Pique'n yer interest 

Slightly safer roads

It was only a matter of time before B.C. introduced legislation to curb cell phone use for drivers, as most jurisdictions in Canada already have laws in the books against this form of "distracted driving." The ban includes texting and the use of all portable electronic devices including music players- one click to turn a device on is all you're allowed, so you better have your playlists sorted ahead of time.

The new law doesn't encompass hands-free phones unless you're a learner or novice driver, and in that sense some experts say it doesn't go far enough.

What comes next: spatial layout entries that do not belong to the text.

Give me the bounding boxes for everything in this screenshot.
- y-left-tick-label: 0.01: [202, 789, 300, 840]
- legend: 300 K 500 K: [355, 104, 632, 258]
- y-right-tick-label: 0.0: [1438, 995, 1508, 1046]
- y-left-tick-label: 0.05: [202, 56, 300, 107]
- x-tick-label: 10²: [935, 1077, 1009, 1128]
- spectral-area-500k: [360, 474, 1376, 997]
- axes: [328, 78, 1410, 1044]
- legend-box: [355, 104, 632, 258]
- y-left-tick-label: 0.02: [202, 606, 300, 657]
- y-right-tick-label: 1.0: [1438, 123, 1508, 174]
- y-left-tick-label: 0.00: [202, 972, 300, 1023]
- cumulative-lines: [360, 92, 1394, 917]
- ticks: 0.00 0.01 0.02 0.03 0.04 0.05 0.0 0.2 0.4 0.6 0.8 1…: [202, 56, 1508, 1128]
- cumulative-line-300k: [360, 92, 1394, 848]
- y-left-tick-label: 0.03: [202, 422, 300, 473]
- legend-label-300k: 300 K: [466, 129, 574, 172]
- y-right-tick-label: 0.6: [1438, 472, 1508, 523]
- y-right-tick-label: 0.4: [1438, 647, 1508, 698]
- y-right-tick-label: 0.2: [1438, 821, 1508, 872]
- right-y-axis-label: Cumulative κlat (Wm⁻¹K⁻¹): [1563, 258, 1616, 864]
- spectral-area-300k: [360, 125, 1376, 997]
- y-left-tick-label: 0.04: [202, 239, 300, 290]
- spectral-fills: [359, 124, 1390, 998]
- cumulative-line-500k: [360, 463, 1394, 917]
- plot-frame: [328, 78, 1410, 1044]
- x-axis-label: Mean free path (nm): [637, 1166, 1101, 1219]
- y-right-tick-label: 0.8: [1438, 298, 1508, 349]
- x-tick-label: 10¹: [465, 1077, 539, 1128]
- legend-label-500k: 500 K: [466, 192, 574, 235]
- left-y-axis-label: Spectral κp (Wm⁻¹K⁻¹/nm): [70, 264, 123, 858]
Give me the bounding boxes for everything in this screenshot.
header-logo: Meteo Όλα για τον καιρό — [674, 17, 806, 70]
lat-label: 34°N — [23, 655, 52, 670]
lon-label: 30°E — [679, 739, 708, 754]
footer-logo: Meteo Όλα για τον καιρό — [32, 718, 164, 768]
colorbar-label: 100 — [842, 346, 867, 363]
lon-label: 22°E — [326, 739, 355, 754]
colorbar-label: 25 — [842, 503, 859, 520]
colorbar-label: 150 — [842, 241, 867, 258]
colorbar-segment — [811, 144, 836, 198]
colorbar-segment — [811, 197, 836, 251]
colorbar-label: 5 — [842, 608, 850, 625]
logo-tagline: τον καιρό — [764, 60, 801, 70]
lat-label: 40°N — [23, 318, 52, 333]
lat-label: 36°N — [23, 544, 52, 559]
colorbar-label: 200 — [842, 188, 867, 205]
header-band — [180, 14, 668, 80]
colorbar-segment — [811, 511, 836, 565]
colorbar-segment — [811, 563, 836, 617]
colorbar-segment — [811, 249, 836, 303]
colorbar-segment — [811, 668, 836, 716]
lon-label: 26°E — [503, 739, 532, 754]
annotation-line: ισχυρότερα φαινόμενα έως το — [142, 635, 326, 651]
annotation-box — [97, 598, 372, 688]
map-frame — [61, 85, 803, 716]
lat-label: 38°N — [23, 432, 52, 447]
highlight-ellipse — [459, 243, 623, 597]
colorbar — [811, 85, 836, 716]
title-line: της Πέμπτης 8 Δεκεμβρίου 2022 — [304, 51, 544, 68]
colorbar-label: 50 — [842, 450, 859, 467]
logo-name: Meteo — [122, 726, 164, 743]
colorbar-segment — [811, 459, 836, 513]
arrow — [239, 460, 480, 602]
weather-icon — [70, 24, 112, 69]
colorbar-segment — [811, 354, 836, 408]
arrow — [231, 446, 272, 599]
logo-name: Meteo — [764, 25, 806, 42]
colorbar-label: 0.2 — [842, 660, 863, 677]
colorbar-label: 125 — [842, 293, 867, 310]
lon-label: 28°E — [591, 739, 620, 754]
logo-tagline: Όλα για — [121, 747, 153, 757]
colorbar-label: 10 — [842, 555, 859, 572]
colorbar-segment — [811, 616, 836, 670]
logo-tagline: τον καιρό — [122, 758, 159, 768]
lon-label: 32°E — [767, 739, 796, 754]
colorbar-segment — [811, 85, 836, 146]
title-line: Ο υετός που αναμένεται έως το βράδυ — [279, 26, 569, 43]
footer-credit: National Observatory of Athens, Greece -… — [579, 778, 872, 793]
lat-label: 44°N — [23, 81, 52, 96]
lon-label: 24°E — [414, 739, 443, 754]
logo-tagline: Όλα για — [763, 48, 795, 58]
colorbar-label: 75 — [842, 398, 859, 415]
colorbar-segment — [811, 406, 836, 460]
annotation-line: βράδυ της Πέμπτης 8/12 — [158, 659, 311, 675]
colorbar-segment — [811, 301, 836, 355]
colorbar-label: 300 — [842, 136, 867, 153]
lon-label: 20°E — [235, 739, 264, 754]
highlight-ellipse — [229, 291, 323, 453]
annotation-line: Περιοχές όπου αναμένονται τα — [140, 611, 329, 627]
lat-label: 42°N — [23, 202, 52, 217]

I always point people towards a 2006 study that found driving drunk was actually safer than driving while talking on a cell phone, whether that phone was hands-free or not. The jury is still out on why hands-free phone use is more dangerous than talking to someone in the passenger seat, but studies have found that we use a different part of our brain to drive than we do to speak on a phone, and that our attention is always divided when trying to hold a conversation with someone in a different place. As well, one U.S. study suggested that hands-free phones can foster a false sense of enhanced safety when the driver is actually in a higher-risk state.

Other recent studies show that texting while driving is one of the most dangerous activities of all, that texters are 26 times more likely to have an accident than the average driver. Your reaction time is decreased about 35 per cent, which is insane when you think about how quickly you need to react to situations on the road.

This latest rule change comes almost one year after the province changed the Motor Vehicle Act to require the use of in-car breathalyzers and key lock systems for anyone convicted of an impaired driving offence, to be installed at the owner's expense

I welcome these new laws and would welcome a blanket ban in the future that includes hands-free phones, hamburgers and coffee for that matter.

Far too many people - 400 on average - are killed on B.C. roads and highways every year, and thousands more are injured. Every single one of those accidents is a senseless waste, and almost all are caused by human error.

I have always recognized that personal vehicles are nothing more than a form of transportation, an easy way to get from A to B. Yet far too many people still find the act of driving empowering or liberating, or get off on speed and the thrill of weaving in and out of cars. Too many people look at the maximum speed limit as the minimum, too few follow at safe distances, while still other drivers refuse to acknowledge the rights or comfort of other drivers, or even use basic common sense. Too many drivers are impatient, oblivious or just in a rush; too many see the car ahead of them as an obstacle.

In my opinion we could probably use a few more laws to protect ourselves from our worst inclinations:

• Bring back photo radar immediately. Although there are legitimate concerns about accuracy and accountability many studies have shown that photo radar slows average speeds down and makes roads safer.

• Ban HID headlights from all vehicles. Driving our mountain highways at night is challenging enough, but add some rain and a pair of oncoming HID lights - those blue-white lights that started appearing on our roads around five years ago - and you are effectively blinded. Believe it or not these lights are illegal in most vehicles, although kits are widely available. Also, there should be actual fog before drivers should be allowed to switch on their fog lights.

• Use more photo/radar technology to catch red light runners, tailgaters and other offenders.

• Require the installation of vehicle black boxes to allow the police to more easily determine fault in the seconds leading up to accidents.

• Bring in a three strikes rule where people repeatedly caught for excessive speeding or other dangerous driving behaviours over a defined period of time would automatically forfeit their licence for three months to a year.

• Institute bigger ICBC discounts for people who take and pass recognized defensive driving programs.

• Require people driving vehicles that weigh over 5,000 pounds to take an additional licensing certification when getting their plate tags, informing and testing drivers on issues like safe braking and safe following distances.

• Increase the budget for highway traffic enforcement. I feel any increase in staffing costs would be easily offset by having safer roads. Calling fire departments, police, ambulances, air ambulances, tow trucks and other responders to crash sites is expensive.

The province is on a roll when it comes to road safety. Let's keep it going.